Bitte bestätigen. Over.«
    »Bestätigt«, sagte Ridger grimmig. »Ende.« Er schob
die Antenne zusammen und sagte: »Sie haben das wohl mitgekriegt?«
    »Ja.«
    »Scheiße«, sagte er heftig.
    »Genau«, meinte ich mitfühlend, was mir ein
geistesabwesendes Gefunkel eintrug. Ich übergab ihm die vervollständigte Liste
dessen, was urplötzlich nicht mehr nur die simple Aufrechnung eines
Gelegenheitseinbruchs war, sondern Beweis für ein gründlicheres und
zielbewußteres Vorgehen. Seine Sache allerdings, nicht meine. »Ich werde in
meinem Geschäft sein, wenn Sie mich mal wieder brauchen, ich stehe gern zur
Verfügung.«
    »Sehr freundlich, Sir«, meinte er zerstreut, und
dann, mit mehr Aufmerksamkeit: »Nun gut. Vielen Dank.«
    Ich nickte und ging durch die »Privat«-Tür zurück
in die Eingangshalle, von wo ich einen Blick auf die unauffällige Tür »Nur für
Betriebsangehörige« warf, die chamäleonartig mit dem Dekor der Wände
verschmolz.
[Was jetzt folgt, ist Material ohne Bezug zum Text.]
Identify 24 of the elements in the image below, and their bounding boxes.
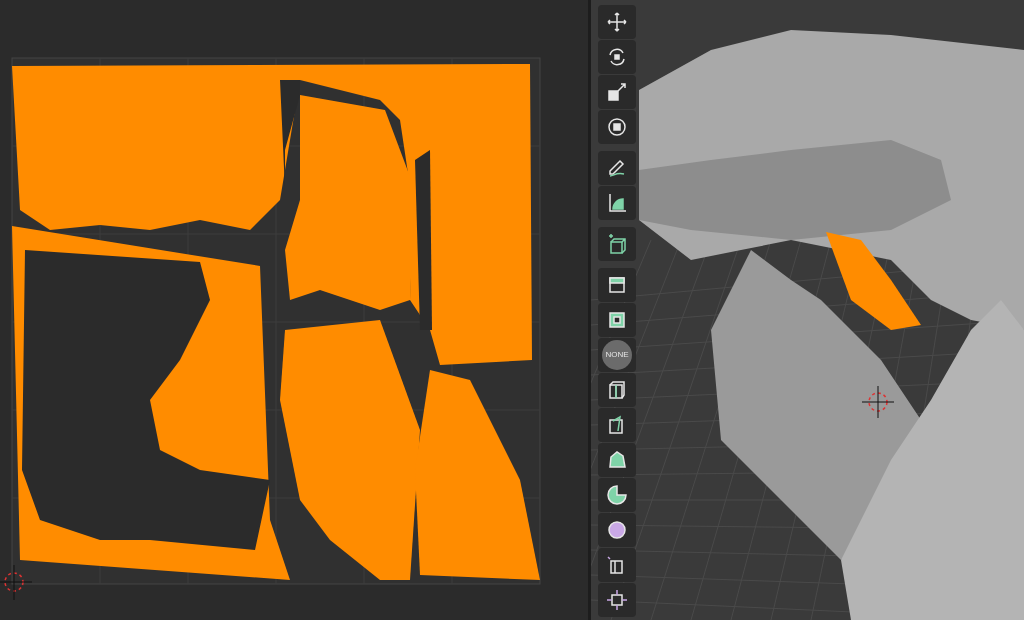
- loop-cut-tool[interactable]: [598, 373, 636, 407]
- scale-icon: [605, 80, 629, 104]
- smooth-tool[interactable]: [598, 513, 636, 547]
- shrink-arrows-icon: [605, 588, 629, 612]
- transform-icon: [605, 115, 629, 139]
- measure-tool[interactable]: [598, 186, 636, 220]
- edge-slide-tool[interactable]: [598, 548, 636, 582]
- add-cube-tool[interactable]: [598, 227, 636, 261]
- inset-tool[interactable]: [598, 303, 636, 337]
- extrude-tool[interactable]: [598, 268, 636, 302]
- annotate-tool[interactable]: [598, 151, 636, 185]
- spin-icon: [605, 483, 629, 507]
- shrink-tool[interactable]: [598, 583, 636, 617]
- spin-tool[interactable]: [598, 478, 636, 512]
- knife-tool[interactable]: [598, 408, 636, 442]
- move-tool[interactable]: [598, 5, 636, 39]
- move-arrows-icon: [605, 10, 629, 34]
- poly-build-tool[interactable]: [598, 443, 636, 477]
- sphere-icon: [605, 518, 629, 542]
- cursor-icon: [861, 385, 895, 419]
- cursor-icon: [0, 564, 33, 601]
- rotate-tool[interactable]: [598, 40, 636, 74]
- transform-tool[interactable]: [598, 110, 636, 144]
- scale-tool[interactable]: [598, 75, 636, 109]
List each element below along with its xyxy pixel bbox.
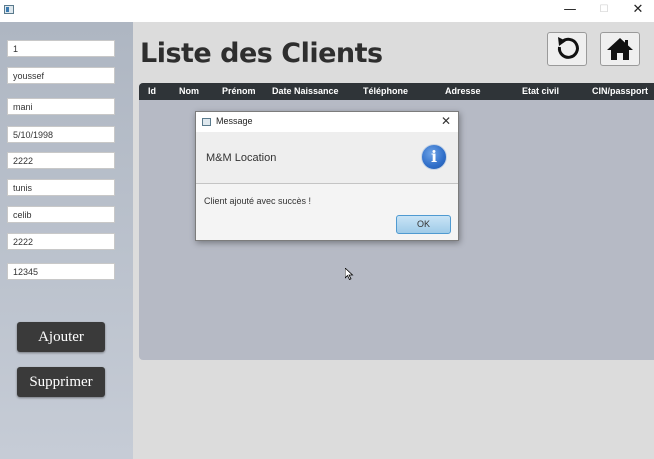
column-adresse[interactable]: Adresse bbox=[445, 86, 481, 96]
delete-button[interactable]: Supprimer bbox=[17, 367, 105, 397]
mouse-cursor-icon bbox=[345, 268, 354, 280]
dialog-close-button[interactable]: ✕ bbox=[441, 114, 451, 128]
page-title: Liste des Clients bbox=[140, 38, 383, 69]
telephone-field[interactable]: 2222 bbox=[7, 152, 115, 169]
nom-field[interactable]: youssef bbox=[7, 67, 115, 84]
home-icon bbox=[607, 38, 633, 60]
dialog-titlebar: Message ✕ bbox=[196, 112, 458, 132]
home-button[interactable] bbox=[600, 32, 640, 66]
app-icon bbox=[4, 5, 14, 14]
prenom-field[interactable]: mani bbox=[7, 98, 115, 115]
dialog-message: Client ajouté avec succès ! bbox=[204, 196, 312, 206]
table-header: Id Nom Prénom Date Naissance Téléphone A… bbox=[139, 83, 654, 100]
close-window-button[interactable]: ✕ bbox=[621, 0, 654, 22]
id-field[interactable]: 1 bbox=[7, 40, 115, 57]
column-telephone[interactable]: Téléphone bbox=[363, 86, 408, 96]
info-icon: i bbox=[421, 144, 447, 170]
maximize-button[interactable]: ☐ bbox=[587, 0, 621, 22]
dialog-title: Message bbox=[216, 116, 253, 126]
column-prenom[interactable]: Prénom bbox=[222, 86, 256, 96]
refresh-button[interactable] bbox=[547, 32, 587, 66]
refresh-icon bbox=[557, 37, 579, 59]
window-titlebar: — ☐ ✕ bbox=[0, 0, 654, 22]
adresse-field[interactable]: tunis bbox=[7, 179, 115, 196]
column-etat-civil[interactable]: Etat civil bbox=[522, 86, 559, 96]
column-date-naissance[interactable]: Date Naissance bbox=[272, 86, 339, 96]
add-button[interactable]: Ajouter bbox=[17, 322, 105, 352]
client-form-sidebar: 1 youssef mani 5/10/1998 2222 tunis celi… bbox=[0, 22, 133, 459]
column-nom[interactable]: Nom bbox=[179, 86, 199, 96]
minimize-button[interactable]: — bbox=[553, 0, 587, 22]
cin-passport-field[interactable]: 2222 bbox=[7, 233, 115, 250]
ok-button[interactable]: OK bbox=[396, 215, 451, 234]
message-dialog: Message ✕ M&M Location i Client ajouté a… bbox=[195, 111, 459, 241]
date-naissance-field[interactable]: 5/10/1998 bbox=[7, 126, 115, 143]
extra-field[interactable]: 12345 bbox=[7, 263, 115, 280]
column-id[interactable]: Id bbox=[148, 86, 156, 96]
etat-civil-field[interactable]: celib bbox=[7, 206, 115, 223]
dialog-header-text: M&M Location bbox=[206, 152, 277, 164]
dialog-app-icon bbox=[202, 118, 211, 126]
column-cin-passport[interactable]: CIN/passport bbox=[592, 86, 648, 96]
dialog-header: M&M Location i bbox=[196, 132, 458, 184]
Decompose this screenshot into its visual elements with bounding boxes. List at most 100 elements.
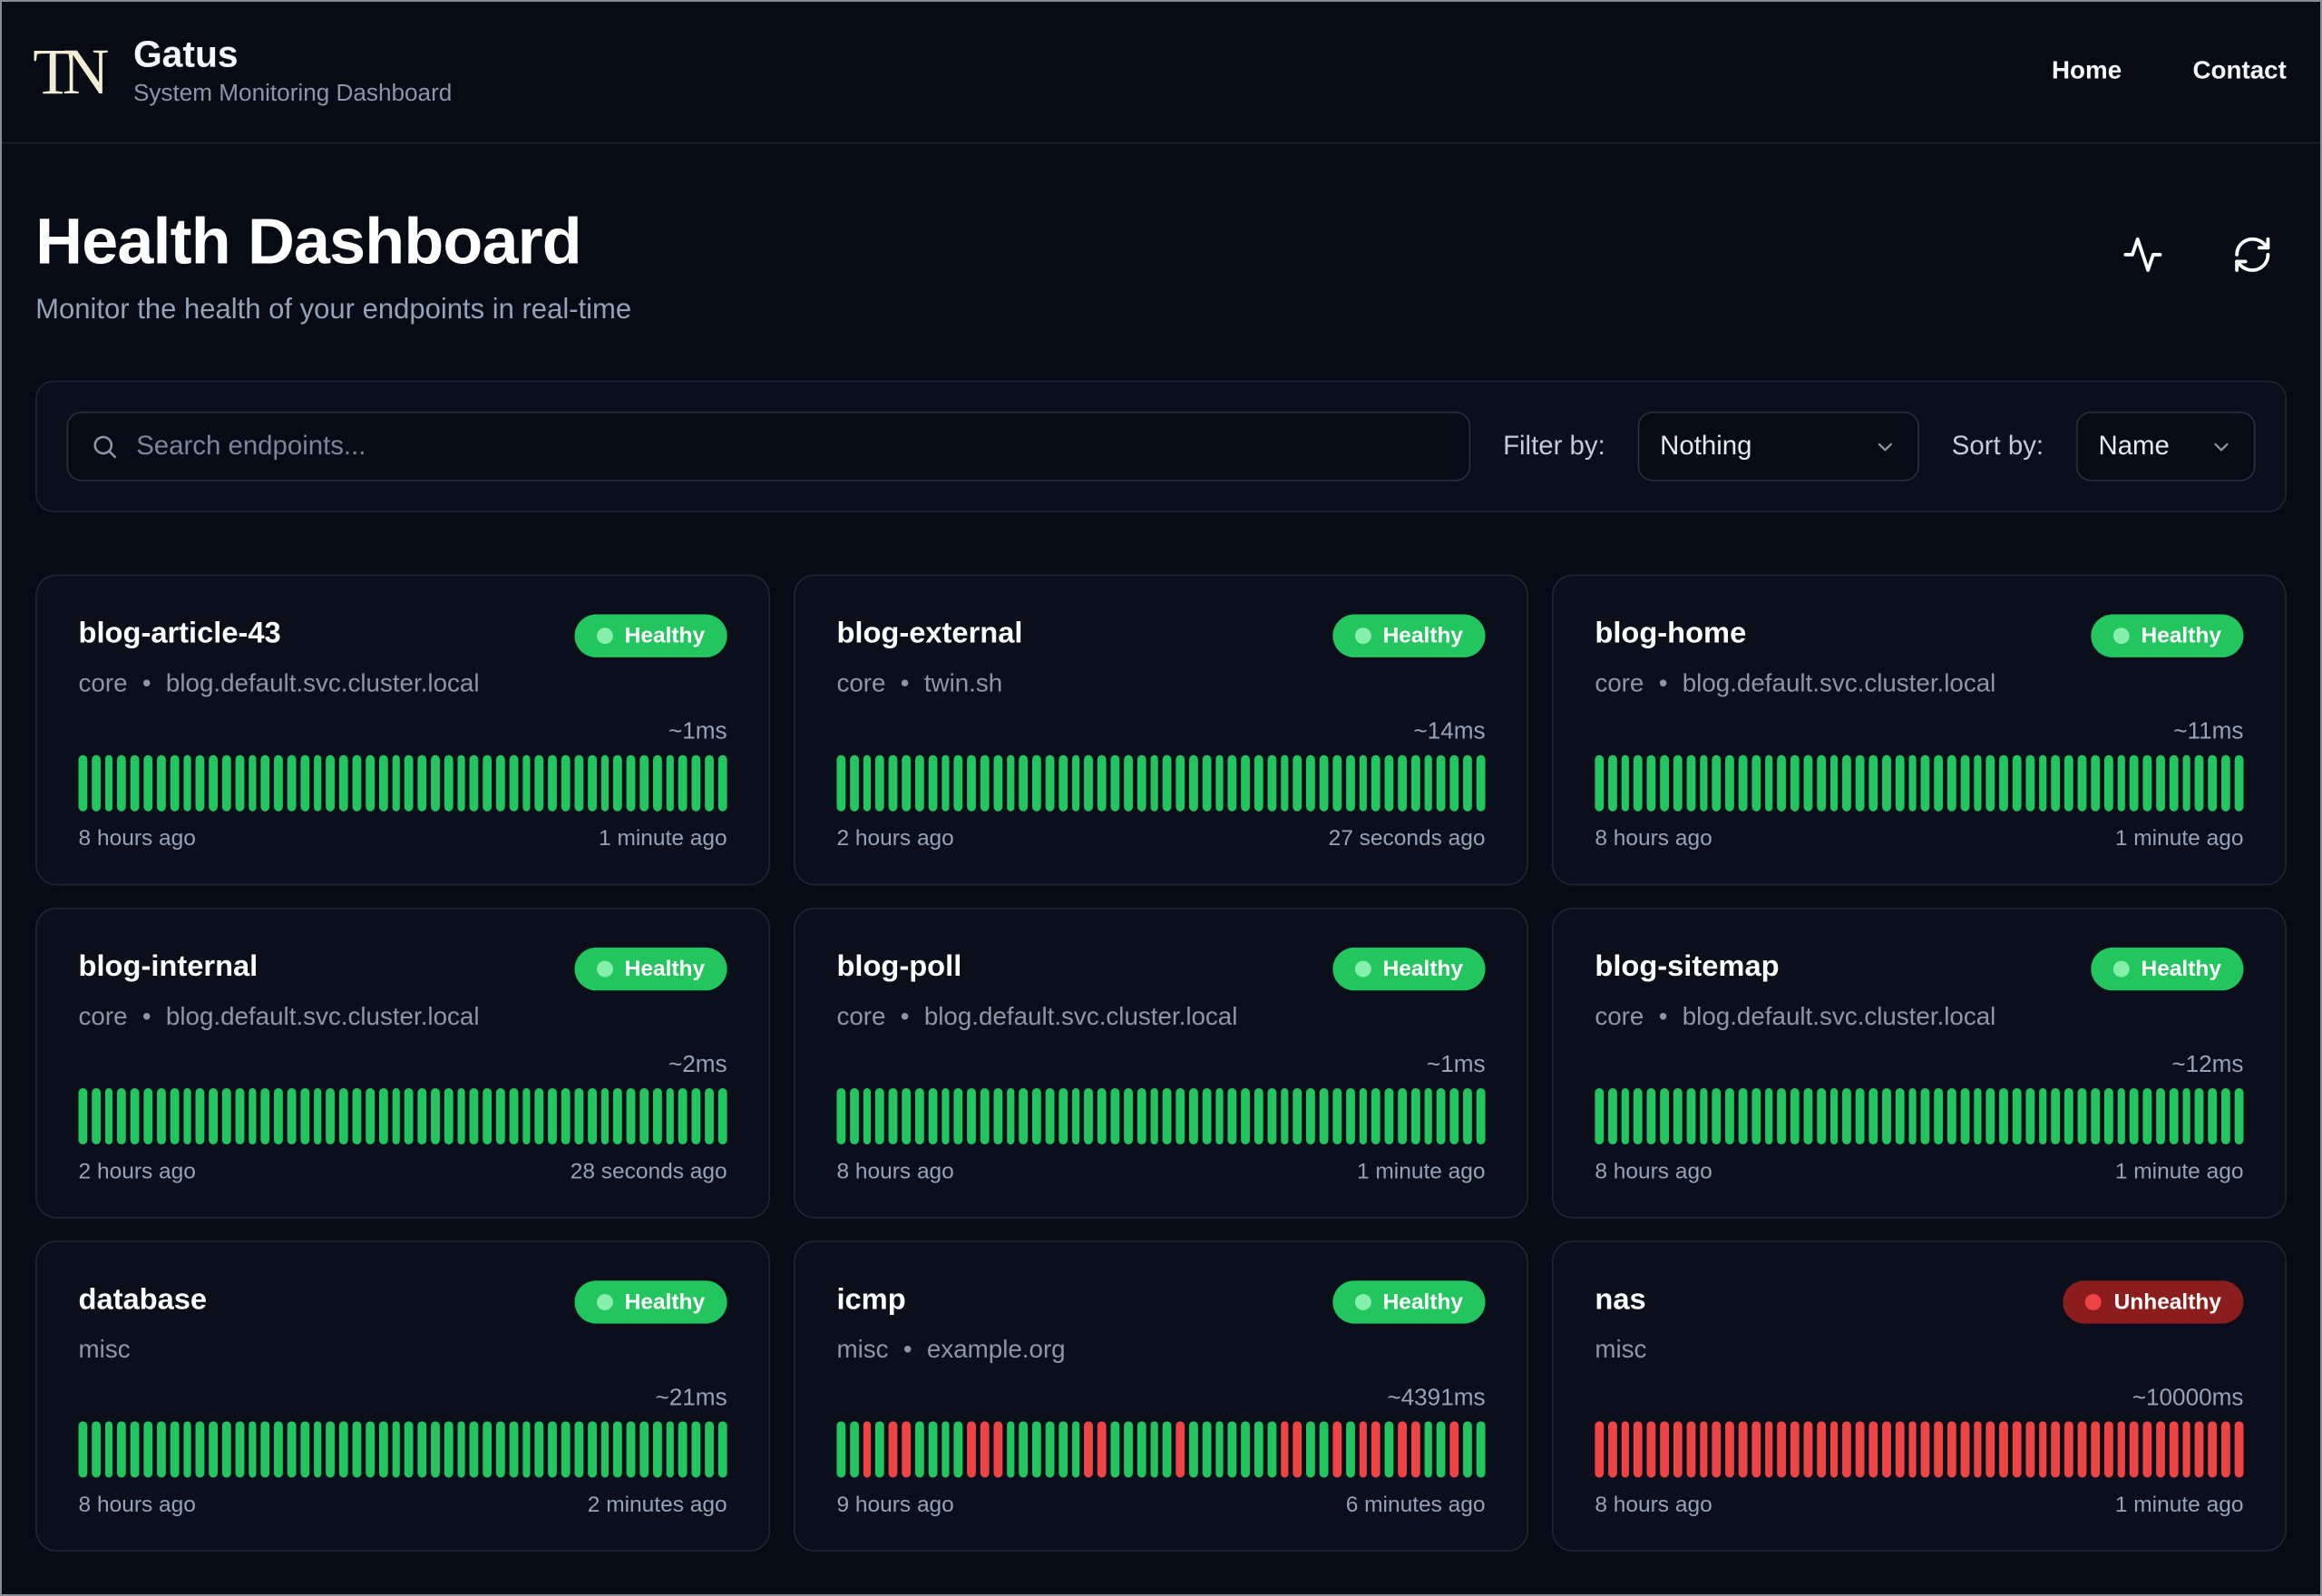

Gerade stellte ich die Vermutung an, daß der Manager wohl nicht
gern von beschwerdelustigen Gästen aufgespürt wurde, da flog diese Tür auf, und
der Stellvertreter des stellvertretenden Managers taumelte rückwärts durch die
Öffnung, gebannt von einem Anblick, den die hinter ihm zuschlagende Tür verbarg.
    Der schwächliche, unbrauchbare Mann vom Vortag war
jetzt völlig außer Funktion gesetzt, er keuchte und schien einer Ohnmacht nahe.